Each year I’ve shared and listened to the ongoing dialogue about Sexism and Misconduct in the young adult community, and in the UUA at-large. It is a serious issue. Even in a community where around 70% of our leaders and participants are female-identified, and in an association where a majority of religious professionals and probably even congregants are women, sexism is a critical issue that calls us to attention again and again. I don’t think there is a holy grail of the perfect analysis and perfect action to end all sexism, just as I don’t think this is possible for racism (i.e., it is all about class smoke screen).
What is needed is what we’ve been working hard to provide, and more. Since I started with young adults, sexual ethics has been a huge issue. It was probably the most common thing I talked about when I was first organizing in C*UUYAN. In those days, 1997-99, there was just no acknowledgment of the problem. Today we are in a more progressive place, but we’re still struggling to be a welcoming and justice-centered place with respect to these issues.
We have a strong Code of Ethics for Young Adult Peer Leaders initiated from years of sexual ethical concerns and visions of right relationship. This has yet to saturate into our local and distict communities, but it will be over the years. The YACM Office, consultants and C*UUYAN have made it a requirement. Amen. It is a wonderful teaching tool, and community building and covenanting resource. Check it out.
We are intentional about making space for processing and for new ideas around how we address misconduct, foster right relationship, set leadership boundaries, and manage conflict. While at the North American level we have limited time together, I have experienced the most institutional movement from these conversations over the last decade. We’ve had gender caucusing as staff, at conferences, we’ve established stronger chaplaincy and mediation services for our programs, and we continually expand space to learn and listen with one another.
We don’t work as closely with the UU Women’s Federation as we used to, we had a surge of energy when several of our C*UUYAN members, ex-leaders, were heavily in their Triennial Conference before GA several years back. That gave us a lot of new perspective, including encountering in a religious setting the 3rd wave feminist movement ideas from young women speakers they organized. We don’t have GA gender caucusing as we used to from 1999 to 2003, those five years really changed the tone of C*UUYAN. Still these things could be resurrected, and new ideas from new C*UUYAN leadership will emerge I believe.

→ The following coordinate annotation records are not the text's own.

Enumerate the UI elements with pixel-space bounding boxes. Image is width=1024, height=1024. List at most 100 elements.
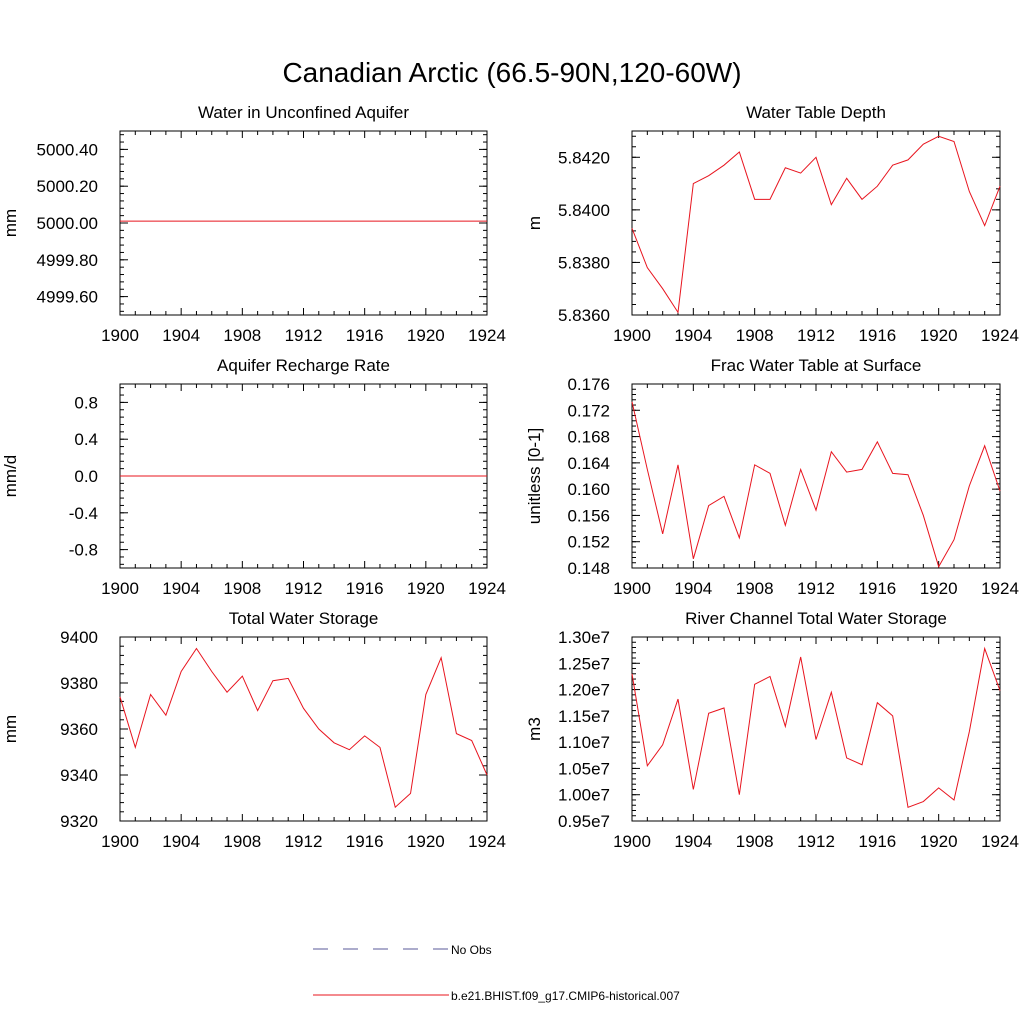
y-tick-label: 1.20e7: [558, 681, 610, 700]
x-tick-label: 1924: [981, 579, 1019, 598]
x-tick-label: 1908: [736, 326, 774, 345]
y-axis-label: mm: [1, 715, 20, 743]
y-tick-label: 5.8380: [558, 253, 610, 272]
x-tick-label: 1920: [407, 832, 445, 851]
series-line: [631, 401, 1001, 568]
x-tick-label: 1916: [346, 832, 384, 851]
plot-frame: [119, 130, 488, 316]
x-tick-label: 1900: [613, 832, 651, 851]
x-tick-label: 1920: [407, 579, 445, 598]
x-tick-label: 1924: [981, 326, 1019, 345]
y-tick-label: 1.30e7: [558, 628, 610, 647]
plot-frame: [631, 636, 1001, 822]
series-line: [631, 646, 1001, 809]
y-tick-label: 0.152: [567, 533, 610, 552]
x-tick-label: 1904: [674, 579, 712, 598]
x-tick-label: 1912: [285, 326, 323, 345]
x-tick-label: 1904: [162, 579, 200, 598]
y-tick-label: 0.156: [567, 506, 610, 525]
y-tick-label: 0.168: [567, 428, 610, 447]
y-tick-label: 0.8: [74, 393, 98, 412]
x-tick-label: 1912: [285, 579, 323, 598]
y-axis-label: mm: [1, 209, 20, 237]
panel-title: Aquifer Recharge Rate: [217, 356, 390, 375]
x-tick-label: 1908: [736, 832, 774, 851]
y-tick-label: 9380: [60, 674, 98, 693]
panel-6: River Channel Total Water Storage m3 1900 1…: [525, 609, 1019, 851]
x-tick-label: 1900: [101, 326, 139, 345]
y-tick-label: 0.160: [567, 480, 610, 499]
x-tick-label: 1904: [162, 832, 200, 851]
x-tick-label: 1920: [920, 832, 958, 851]
x-tick-label: 1916: [346, 579, 384, 598]
y-axis-label: m: [525, 216, 544, 230]
x-tick-label: 1920: [920, 326, 958, 345]
x-tick-label: 1916: [858, 326, 896, 345]
panel-title: Total Water Storage: [229, 609, 379, 628]
legend-label-model: b.e21.BHIST.f09_g17.CMIP6-historical.007: [451, 989, 680, 1003]
panel-title: River Channel Total Water Storage: [685, 609, 947, 628]
y-tick-label: 5000.40: [37, 140, 98, 159]
plot-frame: [119, 636, 488, 822]
x-tick-label: 1916: [346, 326, 384, 345]
x-tick-label: 1912: [797, 579, 835, 598]
y-tick-label: 0.148: [567, 559, 610, 578]
y-tick-label: 5.8360: [558, 306, 610, 325]
x-tick-label: 1908: [223, 326, 261, 345]
series-line: [119, 647, 488, 809]
x-tick-label: 1900: [613, 579, 651, 598]
x-tick-label: 1900: [101, 832, 139, 851]
y-tick-label: -0.8: [69, 541, 98, 560]
x-tick-label: 1904: [162, 326, 200, 345]
x-tick-label: 1924: [981, 832, 1019, 851]
x-tick-label: 1904: [674, 326, 712, 345]
y-tick-label: 1.05e7: [558, 759, 610, 778]
x-tick-label: 1916: [858, 832, 896, 851]
x-tick-label: 1924: [468, 326, 506, 345]
y-tick-label: 5000.00: [37, 214, 98, 233]
panel-title: Frac Water Table at Surface: [711, 356, 922, 375]
panel-2: Water Table Depth m 1900 1904 1908 1912 1916 19…: [525, 103, 1019, 345]
y-tick-label: 0.164: [567, 454, 610, 473]
y-tick-label: 0.0: [74, 467, 98, 486]
legend-label-no-obs: No Obs: [451, 943, 492, 957]
panel-4: Frac Water Table at Surface unitless [0-1…: [525, 356, 1019, 598]
y-tick-label: 0.95e7: [558, 812, 610, 831]
x-tick-label: 1904: [674, 832, 712, 851]
panel-title: Water in Unconfined Aquifer: [198, 103, 409, 122]
x-tick-label: 1920: [920, 579, 958, 598]
x-tick-label: 1908: [223, 579, 261, 598]
y-tick-label: 9340: [60, 766, 98, 785]
y-tick-label: 0.176: [567, 375, 610, 394]
panel-1: Water in Unconfined Aquifer mm 1900 1904 190…: [1, 103, 506, 345]
y-axis-label: mm/d: [1, 455, 20, 498]
x-tick-label: 1908: [223, 832, 261, 851]
figure-title: Canadian Arctic (66.5-90N,120-60W): [282, 57, 741, 88]
y-tick-label: 0.4: [74, 430, 98, 449]
y-tick-label: 9320: [60, 812, 98, 831]
series-line: [631, 135, 1001, 314]
y-tick-label: 1.15e7: [558, 707, 610, 726]
x-tick-label: 1900: [613, 326, 651, 345]
y-axis-label: unitless [0-1]: [525, 428, 544, 524]
y-tick-label: 9400: [60, 628, 98, 647]
x-tick-label: 1924: [468, 579, 506, 598]
y-tick-label: -0.4: [69, 504, 98, 523]
y-tick-label: 4999.60: [37, 288, 98, 307]
panel-3: Aquifer Recharge Rate mm/d 1900 1904 1908 191…: [1, 356, 506, 598]
x-tick-label: 1908: [736, 579, 774, 598]
y-tick-label: 0.172: [567, 401, 610, 420]
y-tick-label: 5.8400: [558, 201, 610, 220]
panel-5: Total Water Storage mm 1900 1904 1908 1912 191…: [1, 609, 506, 851]
y-tick-label: 5000.20: [37, 177, 98, 196]
y-tick-label: 1.10e7: [558, 733, 610, 752]
x-tick-label: 1912: [797, 832, 835, 851]
y-axis-label: m3: [525, 717, 544, 741]
y-tick-label: 5.8420: [558, 148, 610, 167]
x-tick-label: 1920: [407, 326, 445, 345]
panel-title: Water Table Depth: [746, 103, 886, 122]
x-tick-label: 1900: [101, 579, 139, 598]
x-tick-label: 1924: [468, 832, 506, 851]
plot-frame: [631, 383, 1001, 569]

There are so many parallels in the sexual ethics and misconduct issues we discussed to racism. One thing that was underlined for me is that we really have a high expectation that sexism be unwelcome and addressed in our communities. Breaking that down, folks were in consensus around developing strong gender equality, and a sensitivity to marginalizing, tokenizing, and traumatizing effects of sexism in the community. I believe this is essential. And I believe that in dealing with race and racism there is a lot we can learn from how we are dealing with sexism.